Utopia
- Author: Ahmed Khaled Tawfik
- Translator: Bloomsbury Publishing
- Language: Arabic English
- Publication date: 2008
- Publication place: Egypt
- Pages: 192
- ISBN: 978 9 9921 9430 0 Translated

= Utopia (Tawfik novel) =

2008 book by Ahmed Khaled Tawfik

Utopia is a social novel by Egyptian author Ahmed Khaled Tawfik, published in 2008. It is his first novel released outside the Modern Arab Association, and it ranked second on the best-selling books list at Merit Publishing.

The novel was serialized in six parts in the Egyptian newspaper Al-Dustour in 2006, but additional events were included in the book. It was published by Merit Publishing in 2008, and an English translation was released by Bloomsbury Publishing.

== Synopsis ==
The novel is set in the year 2023, where Egypt is divided into two classes. The first is extremely wealthy and lives in luxury in Utopia, a city surrounded by walls and guarded by Marines, located on the North Coast. The second class lives in abject poverty, residing in slums and fighting for food. The story follows a wealthy young man from Utopia who seeks adventure to break the monotony and boredom of life by hunting a poor human from the Shubra area. He plans to toy with him alongside his friends for enjoyment before killing him and keeping a part of his body as a trophy, which is a new hobby among the rich living in Utopia, representing the world of the affluent.

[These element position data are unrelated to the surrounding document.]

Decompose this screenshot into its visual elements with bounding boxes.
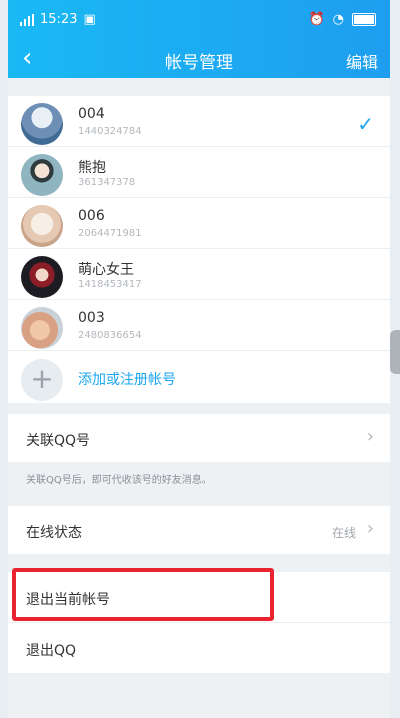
account-number: 1440324784 [78, 126, 142, 137]
add-account-button[interactable]: + 添加或注册帐号 [8, 351, 390, 403]
account-name: 萌心女王 [78, 262, 134, 278]
avatar [21, 256, 63, 298]
status-time: 15:23 [40, 12, 78, 27]
bottom-gap [8, 706, 390, 718]
plus-icon: + [21, 359, 63, 401]
account-name: 004 [78, 106, 105, 122]
account-item[interactable]: 003 2480836654 [8, 300, 390, 351]
online-status-row[interactable]: 在线状态 在线 › [8, 506, 390, 554]
account-name: 006 [78, 208, 105, 224]
battery-icon [352, 13, 376, 26]
linked-qq-hint: 关联QQ号后，即可代收该号的好友消息。 [8, 462, 390, 494]
logout-qq-row[interactable]: 退出QQ [8, 623, 390, 673]
chevron-right-icon: › [366, 426, 374, 447]
avatar [21, 205, 63, 247]
check-icon: ✓ [357, 112, 374, 136]
nav-bar: ‹ 帐号管理 编辑 [8, 40, 390, 78]
scroll-handle[interactable] [390, 330, 400, 374]
online-status-label: 在线状态 [26, 525, 82, 541]
account-name: 熊抱 [78, 160, 106, 176]
account-number: 1418453417 [78, 279, 142, 290]
hint-text: 关联QQ号后，即可代收该号的好友消息。 [26, 475, 212, 486]
account-number: 2064471981 [78, 228, 142, 239]
account-item[interactable]: 004 1440324784 ✓ [8, 96, 390, 147]
account-item[interactable]: 006 2064471981 [8, 198, 390, 249]
avatar [21, 307, 63, 349]
avatar [21, 103, 63, 145]
avatar [21, 154, 63, 196]
section-gap [8, 78, 390, 96]
account-number: 2480836654 [78, 330, 142, 341]
wifi-icon: ◔ [332, 12, 344, 27]
phone-screen: 15:23 ▣ ⏰ ◔ ‹ 帐号管理 编辑 004 1440324784 ✓ 熊… [8, 0, 390, 718]
page-title: 帐号管理 [165, 53, 233, 73]
alarm-icon: ⏰ [308, 12, 325, 27]
logout-qq-label: 退出QQ [26, 643, 77, 659]
chevron-right-icon: › [366, 518, 374, 539]
account-number: 361347378 [78, 177, 136, 188]
account-list: 004 1440324784 ✓ 熊抱 361347378 006 206447… [8, 96, 390, 403]
video-icon: ▣ [83, 12, 96, 27]
account-name: 003 [78, 310, 105, 326]
add-account-label: 添加或注册帐号 [78, 372, 176, 388]
highlight-box [12, 568, 274, 621]
signal-icon [20, 13, 34, 26]
edit-button[interactable]: 编辑 [346, 49, 378, 73]
linked-qq-label: 关联QQ号 [26, 433, 91, 449]
linked-qq-row[interactable]: 关联QQ号 › [8, 414, 390, 462]
online-status-value: 在线 [331, 526, 356, 540]
status-bar: 15:23 ▣ ⏰ ◔ [8, 0, 390, 40]
account-item[interactable]: 熊抱 361347378 [8, 147, 390, 198]
account-item[interactable]: 萌心女王 1418453417 [8, 249, 390, 300]
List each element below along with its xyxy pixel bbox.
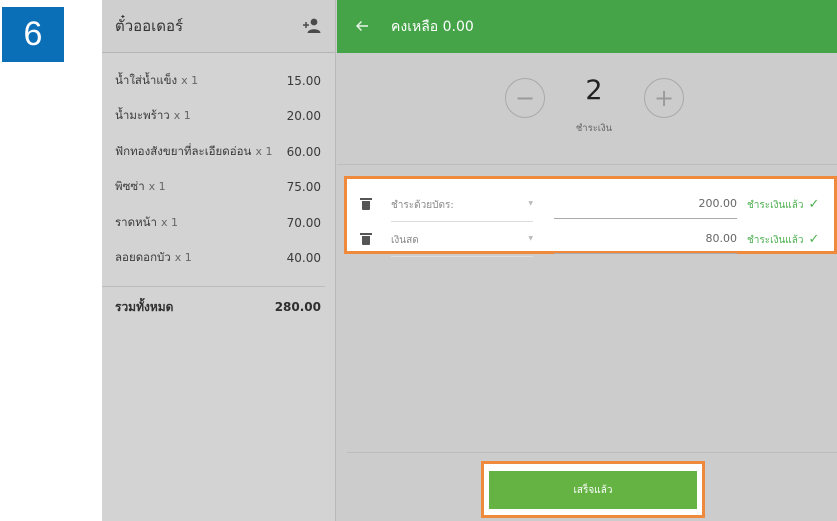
bottom-divider xyxy=(347,452,837,453)
trash-icon[interactable] xyxy=(360,233,372,245)
item-name: พิซซ่า xyxy=(115,179,145,194)
plus-icon: + xyxy=(653,84,675,112)
order-ticket-title: ตั๋วออเดอร์ xyxy=(115,17,184,35)
item-quantity: x 1 xyxy=(161,215,179,229)
dropdown-caret-icon: ▼ xyxy=(528,235,533,242)
item-price: 75.00 xyxy=(286,180,321,195)
paid-status-label: ชำระเงินแล้ว xyxy=(747,200,804,211)
total-value: 280.00 xyxy=(274,300,321,314)
item-name: ราดหน้า xyxy=(115,214,158,229)
order-total-row: รวมทั้งหมด 280.00 xyxy=(102,287,335,327)
total-label: รวมทั้งหมด xyxy=(115,299,174,314)
item-name: ลอยดอกบัว xyxy=(115,250,171,265)
item-name: น้ำมะพร้าว xyxy=(115,108,170,123)
item-quantity: x 1 xyxy=(181,73,199,87)
payment-row: ชำระด้วยบัตร: ▼ 200.00 ชำระเงินแล้ว ✓ xyxy=(347,186,834,222)
order-ticket-header: ตั๋วออเดอร์ xyxy=(102,0,335,53)
order-item-row[interactable]: ลอยดอกบัว x 1 40.00 xyxy=(102,241,335,277)
item-price: 15.00 xyxy=(286,73,321,88)
paid-status-label: ชำระเงินแล้ว xyxy=(747,235,804,246)
step-number-badge: 6 xyxy=(2,7,64,62)
item-quantity: x 1 xyxy=(255,144,273,158)
paid-status: ชำระเงินแล้ว ✓ xyxy=(747,197,819,213)
check-icon: ✓ xyxy=(808,232,820,247)
payment-panel: คงเหลือ 0.00 − 2 ชำระเงิน + ชำระด้วยบัตร… xyxy=(337,0,837,521)
item-quantity: x 1 xyxy=(148,180,166,194)
payment-row: เงินสด ▼ 80.00 ชำระเงินแล้ว ✓ xyxy=(347,221,834,257)
screenshot-root: 6 ตั๋วออเดอร์ น้ำใส่น้ำแข็ง x 1 15.00 น้… xyxy=(0,0,837,521)
item-name: ฟักทองสังขยาที่ละเอียดอ่อน xyxy=(115,143,252,158)
item-price: 70.00 xyxy=(286,215,321,230)
item-name: น้ำใส่น้ำแข็ง xyxy=(115,72,178,87)
split-count: 2 xyxy=(585,75,603,106)
order-items-list: น้ำใส่น้ำแข็ง x 1 15.00 น้ำมะพร้าว x 1 20.… xyxy=(102,53,335,327)
split-payment-stepper: − 2 ชำระเงิน + xyxy=(337,53,837,165)
pos-app: ตั๋วออเดอร์ น้ำใส่น้ำแข็ง x 1 15.00 น้ำม… xyxy=(102,0,837,521)
item-price: 60.00 xyxy=(286,144,321,159)
done-button-highlight: เสร็จแล้ว xyxy=(481,461,705,518)
trash-icon[interactable] xyxy=(360,198,372,210)
item-price: 20.00 xyxy=(286,109,321,124)
paid-status: ชำระเงินแล้ว ✓ xyxy=(747,232,819,248)
order-item-row[interactable]: น้ำมะพร้าว x 1 20.00 xyxy=(102,99,335,135)
order-item-row[interactable]: พิซซ่า x 1 75.00 xyxy=(102,170,335,206)
item-price: 40.00 xyxy=(286,251,321,266)
order-item-row[interactable]: น้ำใส่น้ำแข็ง x 1 15.00 xyxy=(102,63,335,99)
item-quantity: x 1 xyxy=(174,251,192,265)
item-quantity: x 1 xyxy=(173,109,191,123)
done-button[interactable]: เสร็จแล้ว xyxy=(489,471,697,509)
order-ticket-panel: ตั๋วออเดอร์ น้ำใส่น้ำแข็ง x 1 15.00 น้ำม… xyxy=(102,0,336,521)
dropdown-caret-icon: ▼ xyxy=(528,200,533,207)
payment-rows-highlight: ชำระด้วยบัตร: ▼ 200.00 ชำระเงินแล้ว ✓ เงิ… xyxy=(344,176,837,257)
split-label: ชำระเงิน xyxy=(575,123,613,134)
order-item-row[interactable]: ราดหน้า x 1 70.00 xyxy=(102,205,335,241)
remaining-balance: คงเหลือ 0.00 xyxy=(391,18,474,35)
decrease-split-button[interactable]: − xyxy=(505,78,545,118)
order-item-row[interactable]: ฟักทองสังขยาที่ละเอียดอ่อน x 1 60.00 xyxy=(102,134,335,170)
minus-icon: − xyxy=(514,84,536,112)
payment-method-select[interactable]: เงินสด ▼ xyxy=(391,233,533,257)
arrow-left-icon[interactable] xyxy=(355,17,381,37)
payment-method-label: ชำระด้วยบัตร: xyxy=(391,200,454,211)
payment-method-label: เงินสด xyxy=(391,235,419,246)
increase-split-button[interactable]: + xyxy=(644,78,684,118)
payment-header: คงเหลือ 0.00 xyxy=(337,0,837,53)
check-icon: ✓ xyxy=(808,197,820,212)
payment-amount-field[interactable]: 200.00 xyxy=(554,197,737,219)
payment-amount-field[interactable]: 80.00 xyxy=(554,232,737,254)
payment-method-select[interactable]: ชำระด้วยบัตร: ▼ xyxy=(391,198,533,222)
add-person-icon[interactable] xyxy=(301,17,323,35)
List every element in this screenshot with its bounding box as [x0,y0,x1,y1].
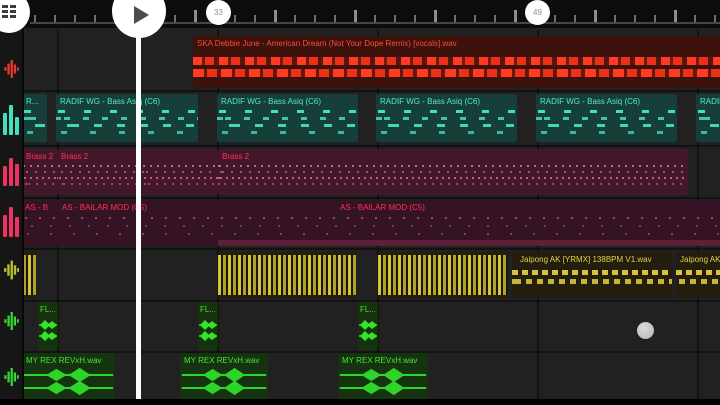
clip-label: RADIF WG - Bass Asiq (C6) [540,97,640,106]
midi-clip-bass[interactable]: RADIF WG - Bass Asiq (C6) [217,94,358,142]
waveform-icon [4,60,19,78]
track-jaipong-header[interactable] [2,260,20,280]
clip-edge-strip [218,240,720,246]
clip-label: FL... [200,305,216,314]
waveform-icon [4,368,19,386]
bar-marker-33-label: 33 [214,8,223,17]
play-button[interactable] [112,0,166,38]
clip-label: Jaipong AK [680,255,720,264]
piano-notes-icon [3,205,19,237]
clip-label: R... [26,97,38,106]
clip-label: RADIF WG - Bass Asiq (C6) [700,97,720,106]
row-separator [22,145,720,147]
waveform-graphic [39,316,57,344]
audio-clip-jaipong[interactable] [218,252,356,298]
grid-icon [1,4,17,20]
clip-label: Brass 2 [61,152,88,161]
midi-clip-bass[interactable]: RADIF WG - Bass Asiq (C6) [56,94,198,142]
audio-clip-fl[interactable]: FL... [38,302,58,350]
track-remix-header[interactable] [2,368,20,386]
audio-clip-jaipong[interactable] [378,252,508,298]
audio-clip-fl[interactable]: FL... [358,302,378,350]
audio-clip-remix[interactable]: MY REX REVxH.wav [180,353,268,399]
row-separator [22,197,720,199]
midi-clip-brass[interactable] [142,149,218,195]
clip-label: Jaipong AK [YRMX] 138BPM V1.wav [520,255,652,264]
row-separator [22,90,720,92]
waveform-graphic [199,316,217,344]
clip-label: RADIF WG - Bass Asiq (C6) [60,97,160,106]
audio-clip-vocals[interactable]: SKA Debbie June - American Dream (Not Yo… [193,36,720,88]
audio-clip-remix[interactable]: MY REX REVxH.wav [338,353,428,399]
bar-marker-badge-33[interactable]: 33 [206,0,231,25]
clip-label: MY REX REVxH.wav [342,356,417,365]
waveform-graphic [218,255,356,295]
clip-label: AS - BAILAR MOD (C5) [62,203,147,212]
clip-label: RADIF WG - Bass Asiq (C6) [380,97,480,106]
audio-clip-jaipong[interactable]: Jaipong AK [676,252,720,298]
bar-marker-49-label: 49 [533,8,542,17]
clip-label: AS - B [25,203,48,212]
track-fl-header[interactable] [2,312,20,330]
clip-label: SKA Debbie June - American Dream (Not Yo… [197,39,457,48]
clip-label: AS - BAILAR MOD (C5) [340,203,425,212]
clip-label: Brass 2 [222,152,249,161]
midi-clip-brass[interactable]: Brass 2 [57,149,138,195]
waveform-graphic [378,255,508,295]
bottom-letterbox [0,399,720,405]
clip-label: FL... [360,305,376,314]
daw-playlist-screen: 33 49 [0,0,720,405]
piano-notes-icon [3,154,19,186]
midi-clip-bass[interactable]: RADIF WG - Bass Asiq (C6) [536,94,677,142]
clip-label: FL... [40,305,56,314]
piano-notes-icon [3,103,19,135]
row-separator [22,248,720,250]
audio-clip-remix[interactable]: MY REX REVxH.wav [22,353,115,399]
playhead[interactable] [136,26,141,400]
waveform-graphic [338,365,428,397]
track-header-column [0,28,24,400]
row-separator [22,351,720,353]
play-icon [134,6,149,24]
midi-notes-graphic [218,149,688,195]
clip-label: MY REX REVxH.wav [184,356,259,365]
midi-clip-brass[interactable]: Brass 2 [22,149,57,195]
clip-label: RADIF WG - Bass Asiq (C6) [221,97,321,106]
waveform-icon [4,312,19,330]
audio-clip-fl[interactable]: FL... [198,302,218,350]
clip-label: Brass 2 [26,152,53,161]
midi-clip-bass[interactable]: RADIF WG - Bass Asiq (C6) [696,94,720,142]
clip-label: MY REX REVxH.wav [26,356,101,365]
menu-button[interactable] [0,0,30,33]
midi-clip-bailar[interactable]: AS - B AS - BAILAR MOD (C5) AS - BAILAR … [22,200,720,246]
row-separator [22,300,720,302]
track-bass-header[interactable] [2,103,20,135]
waveform-graphic [359,316,377,344]
track-brass-header[interactable] [2,154,20,186]
pointer-dot [637,322,654,339]
midi-clip-bass[interactable]: R... [22,94,47,142]
timeline-ruler[interactable] [0,0,720,28]
audio-clip-jaipong[interactable]: Jaipong AK [YRMX] 138BPM V1.wav [512,252,672,298]
midi-clip-brass[interactable]: Brass 2 [218,149,688,195]
waveform-graphic [22,365,115,397]
bar-marker-badge-49[interactable]: 49 [525,0,550,25]
track-bailar-header[interactable] [2,205,20,237]
midi-notes-graphic [142,149,218,195]
waveform-icon [4,260,19,280]
waveform-graphic [180,365,268,397]
midi-clip-bass[interactable]: RADIF WG - Bass Asiq (C6) [376,94,517,142]
track-vocals-header[interactable] [2,60,20,78]
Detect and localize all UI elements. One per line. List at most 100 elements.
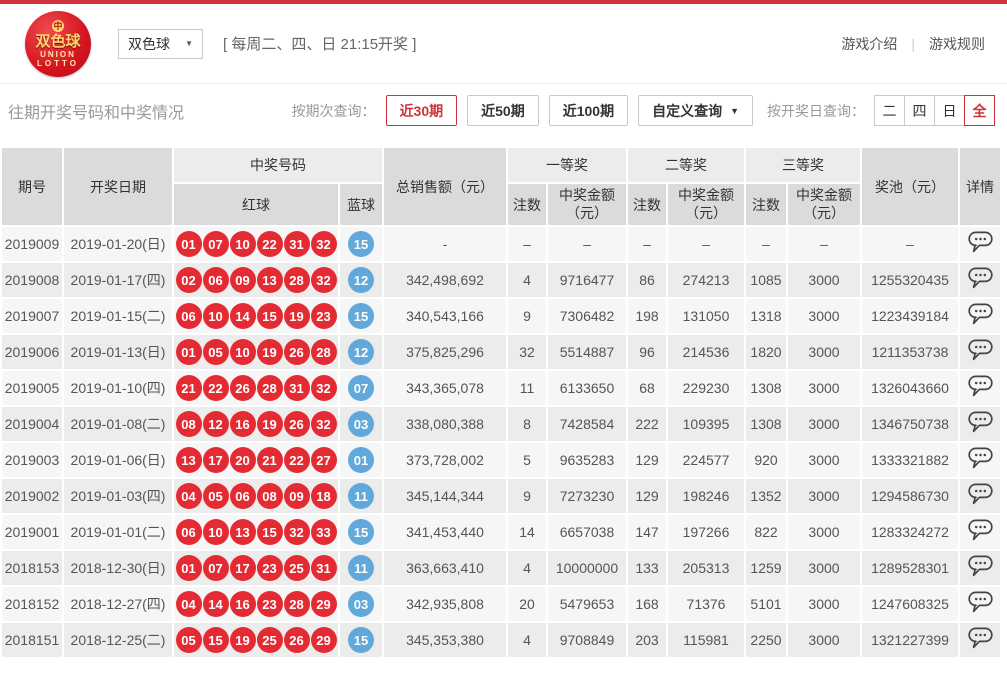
lottery-select[interactable]: 双色球 ▼ (118, 29, 203, 59)
blue-ball: 07 (348, 375, 374, 401)
p1-amount-cell: 10000000 (547, 550, 627, 586)
red-balls-cell: 020609132832 (173, 262, 339, 298)
date-cell: 2019-01-08(二) (63, 406, 173, 442)
red-ball: 13 (176, 447, 202, 473)
detail-comment-icon[interactable] (968, 483, 993, 506)
red-balls-cell: 040506080918 (173, 478, 339, 514)
lottery-select-value: 双色球 (128, 34, 170, 54)
issue-cell: 2018152 (1, 586, 63, 622)
p3-count-cell: 1259 (745, 550, 787, 586)
red-ball: 28 (257, 375, 283, 401)
detail-comment-icon[interactable] (968, 231, 993, 254)
red-ball: 21 (257, 447, 283, 473)
p2-count-cell: 129 (627, 478, 667, 514)
detail-comment-icon[interactable] (968, 411, 993, 434)
p3-count-cell: 1308 (745, 406, 787, 442)
detail-comment-icon[interactable] (968, 375, 993, 398)
date-cell: 2018-12-25(二) (63, 622, 173, 658)
red-ball: 28 (284, 591, 310, 617)
p2-count-cell: 222 (627, 406, 667, 442)
p1-amount-cell: 7428584 (547, 406, 627, 442)
logo-title: 双色球 (35, 34, 80, 49)
p2-count-cell: 129 (627, 442, 667, 478)
red-ball: 07 (203, 555, 229, 581)
detail-comment-icon[interactable] (968, 627, 993, 650)
filter-last50-button[interactable]: 近50期 (467, 95, 539, 126)
blue-ball: 15 (348, 303, 374, 329)
p1-amount-cell: 9635283 (547, 442, 627, 478)
p1-count-cell: – (507, 226, 547, 262)
date-cell: 2018-12-27(四) (63, 586, 173, 622)
issue-cell: 2019001 (1, 514, 63, 550)
red-ball: 12 (203, 411, 229, 437)
p3-amount-cell: 3000 (787, 622, 861, 658)
red-ball: 05 (203, 339, 229, 365)
results-table: 期号 开奖日期 中奖号码 总销售额（元） 一等奖 二等奖 三等奖 奖池（元） 详… (0, 146, 1002, 659)
game-intro-link[interactable]: 游戏介绍 (841, 34, 897, 54)
red-ball: 32 (311, 231, 337, 257)
detail-comment-icon[interactable] (968, 267, 993, 290)
day-sunday-button[interactable]: 日 (934, 95, 965, 126)
blue-ball: 15 (348, 519, 374, 545)
col-header-p3-count: 注数 (745, 183, 787, 226)
red-balls-cell: 081216192632 (173, 406, 339, 442)
col-header-blue-ball: 蓝球 (339, 183, 383, 226)
p2-count-cell: 86 (627, 262, 667, 298)
day-thursday-button[interactable]: 四 (904, 95, 935, 126)
p3-amount-cell: 3000 (787, 334, 861, 370)
table-row: 2018151 2018-12-25(二) 051519252629 15 34… (1, 622, 1001, 658)
detail-comment-icon[interactable] (968, 555, 993, 578)
p2-amount-cell: 197266 (667, 514, 745, 550)
pool-cell: 1223439184 (861, 298, 959, 334)
col-header-detail: 详情 (959, 147, 1001, 226)
sales-cell: 341,453,440 (383, 514, 507, 550)
p3-amount-cell: – (787, 226, 861, 262)
pool-cell: 1326043660 (861, 370, 959, 406)
red-ball: 22 (284, 447, 310, 473)
pool-cell: 1283324272 (861, 514, 959, 550)
blue-ball: 12 (348, 339, 374, 365)
blue-ball: 15 (348, 231, 374, 257)
red-ball: 17 (203, 447, 229, 473)
red-ball: 28 (311, 339, 337, 365)
detail-comment-icon[interactable] (968, 519, 993, 542)
p1-count-cell: 32 (507, 334, 547, 370)
table-row: 2019007 2019-01-15(二) 061014151923 15 34… (1, 298, 1001, 334)
red-ball: 22 (203, 375, 229, 401)
detail-comment-icon[interactable] (968, 303, 993, 326)
filter-last100-button[interactable]: 近100期 (549, 95, 628, 126)
p2-amount-cell: 198246 (667, 478, 745, 514)
red-ball: 33 (311, 519, 337, 545)
col-header-issue: 期号 (1, 147, 63, 226)
detail-comment-icon[interactable] (968, 339, 993, 362)
day-tuesday-button[interactable]: 二 (874, 95, 905, 126)
p3-count-cell: – (745, 226, 787, 262)
sales-cell: 342,935,808 (383, 586, 507, 622)
p3-amount-cell: 3000 (787, 586, 861, 622)
issue-cell: 2019004 (1, 406, 63, 442)
p2-amount-cell: 214536 (667, 334, 745, 370)
red-ball: 21 (176, 375, 202, 401)
sales-cell: 342,498,692 (383, 262, 507, 298)
detail-comment-icon[interactable] (968, 591, 993, 614)
red-ball: 20 (230, 447, 256, 473)
red-ball: 29 (311, 591, 337, 617)
p3-count-cell: 2250 (745, 622, 787, 658)
day-all-button[interactable]: 全 (964, 95, 995, 126)
red-ball: 23 (257, 591, 283, 617)
custom-query-dropdown[interactable]: 自定义查询 ▼ (638, 95, 753, 126)
results-tbody: 2019009 2019-01-20(日) 010710223132 15 - … (1, 226, 1001, 658)
red-ball: 13 (230, 519, 256, 545)
detail-comment-icon[interactable] (968, 447, 993, 470)
p1-count-cell: 11 (507, 370, 547, 406)
red-ball: 27 (311, 447, 337, 473)
p1-amount-cell: 6133650 (547, 370, 627, 406)
blue-ball: 03 (348, 591, 374, 617)
p1-count-cell: 4 (507, 262, 547, 298)
filter-last30-button[interactable]: 近30期 (386, 95, 458, 126)
game-rules-link[interactable]: 游戏规则 (929, 34, 985, 54)
red-ball: 10 (203, 303, 229, 329)
p2-count-cell: 133 (627, 550, 667, 586)
date-cell: 2019-01-06(日) (63, 442, 173, 478)
p2-count-cell: 96 (627, 334, 667, 370)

Ahmed Khaled Tawfik explicitly relies on scientific statistics and reports in certain parts, such as a report by Dr. Ahmed Okasha on addiction in Egypt and a journalistic report from the Forum for Development and Human Rights Dialogue on violence against women. He also references the website Masrawy as one of the online sources.

The poet Abdel Rahman el-Abnudi appears with his political and national poems on the pages of the novel.

== Main characters ==
- Utopian young man: He introduced himself as Alaa, the son of (Murad Pasha), a wealthy young man living in Utopia who has grown tired of his affluent life.
- Germinal: Alaa's friend who leaves Utopia with him.
- Jaber: The poor, educated young man who shelters Alaa and Germinal in his home.
- Safiya: Jaber's sister.

== Reception ==
The English translation has been reviewed in several journals and books.

In 2015, it was announced that Utopia was going to be adapted into a movie.